The film’s director, Killian Lassablière, told me in an e-mail that he wanted to re-create “that enigmatic and otherworldly feeling I got when I first discovered the tradition.” He’d stumbled on it one day while looking through a series, titled “Wilder Mann,” by the French photographer Charles Fréger. The project featured striking images of masquerade rituals throughout Europe, many of which have pre-Christian roots; the Kukeri tradition, with its imposing costumes, in particular caught Lassablière’s attention. Every year, as winter gives way to spring, men in Bulgarian villages don giant costumes and dance together, whirling and clanging bells to chase off unfriendly spirits and welcome a fruitful year. In one of Fréger’s photos, the hair of the dancer’s outfit—often goat or sheep fur—is caught mid-movement, as the Kukeri twists and thrashes in a dance. In others, toothed masks, peppered with horns, hide their faces, and we can see the heavy bells they hang around their midsections. Lassablière spent months planning, visiting villages in Bulgaria, researching, conducting interviews. By contrast, filming was squeezed into five days in late February and early March, 2022, during which the director and his team hustled to seven different villages and met with more than forty Kukeri. “Everywhere you turn, your camera seems to have a story to tell,” the director wrote, of the experience. Deserted Soviet-era monuments punctuated the landscape, as did “countryside houses filled with life and texture.” For interviews, many Kukeri invited Lassablière and his team into their homes, where masks and bells hung on the walls, and there was “always a bottle of homemade rakia”—fruit brandy—“on the table.”

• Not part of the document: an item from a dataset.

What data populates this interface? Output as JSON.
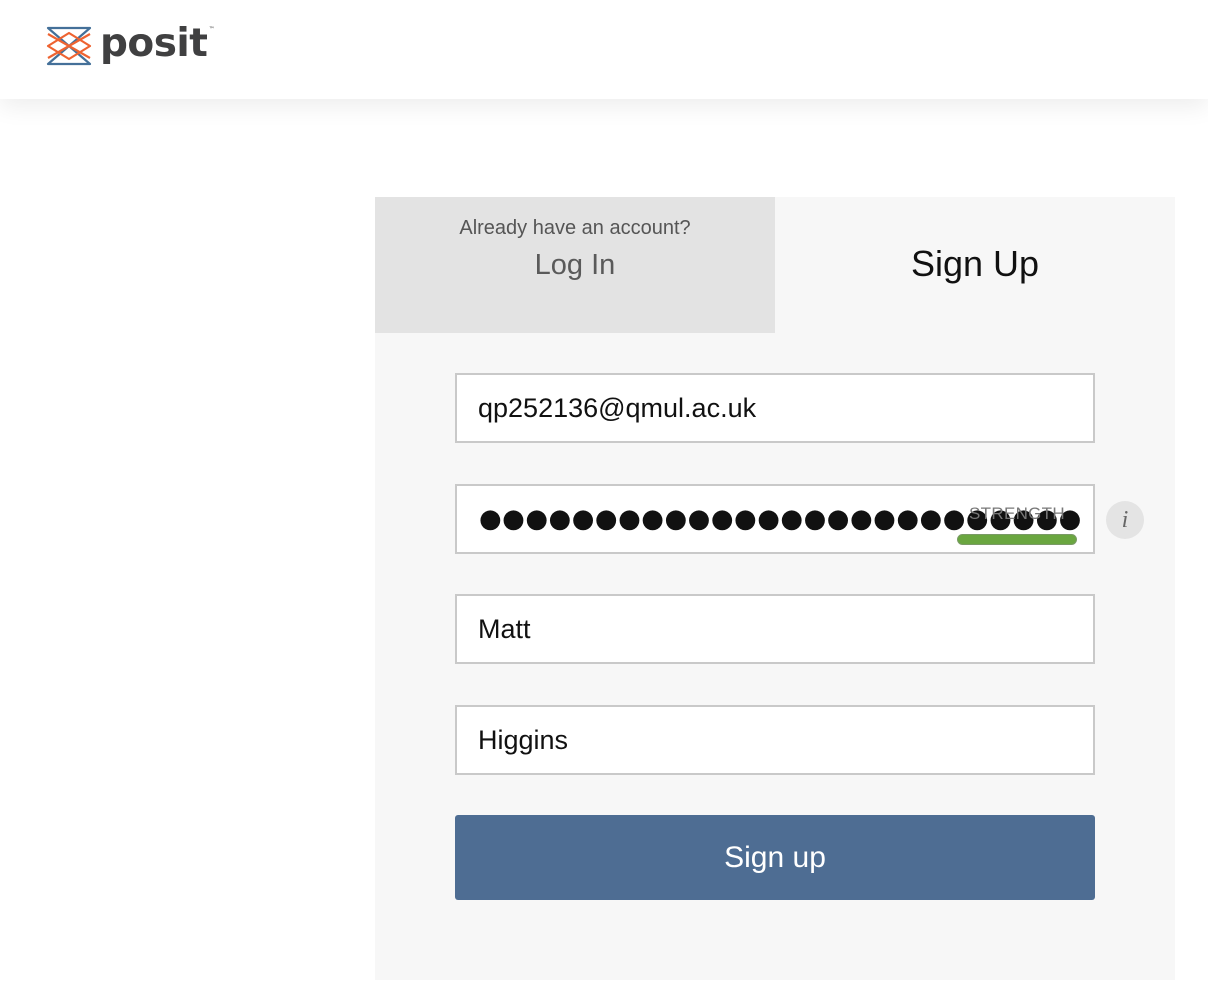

Throughout the film, there’s a determined focus on the concept of legacy. “If you do not believe in something,” one of the interviewees says, in voice-over, “it cannot exist.” Traditions survive by being transmitted from generation to generation, like genes. Contained in this idea of passing things on is the concept that one can outlive oneself—of life not as finite but as part of a continuum. And there is some truth to this; the Kukeri custom extends back centuries, so far into the past that its origins are obscure. Lassablière said that he wanted to reflect that in the film’s audio. The thrumming, skittering soundtrack is inspired by “The Mystery of the Bulgarian Voices,” an album that features recordings of Bulgarian folk songs. “There’s something visceral about it,” he wrote, of the traditional style of singing. “It feels sacred.” Paired with the importance of legacy is the importance of togetherness—in one section of the documentary, we see old Kukeri and young Kukeri, girls and boys, stand or dance onscreen, together, all clad in their fur-drenched outfits—“leathers,” as they’re called in the film. A woman describes what it is, exactly, that Kukeri try to scare away with their dancing: “Evil is poverty,” she says. “No wheat, corn, potatoes to eat.” She says, also, “Evil is when we don’t want to be together.”

In some ways, it seems miraculous that the custom has survived as long as it has, through the Ottoman occupation of Bulgaria, and, later, forced-labor camps under Communist rule. “Many new regimes have tried to stamp out the practice,” the onscreen text reads, near the end of the film. Perhaps that’s why such a large focus in the documentary is survival, not just for individuals but for generations—the question of how long a group of people can retain what makes them, them. In spite of the forces that have sought to end it, this particular tradition has managed to persist throughout recorded history, and it doesn’t show signs of disappearing soon. The number of Kukeri at Surva, the annual festival at which they dance, has increased since it began in 1966. In his e-mail to me, Lassablière wondered if the hardships of the past had only served to fortify the bond among the Kukeri. “The more challenges you’ll be faced with, the stronger the need for community,” he mused. “It is simple and universal.”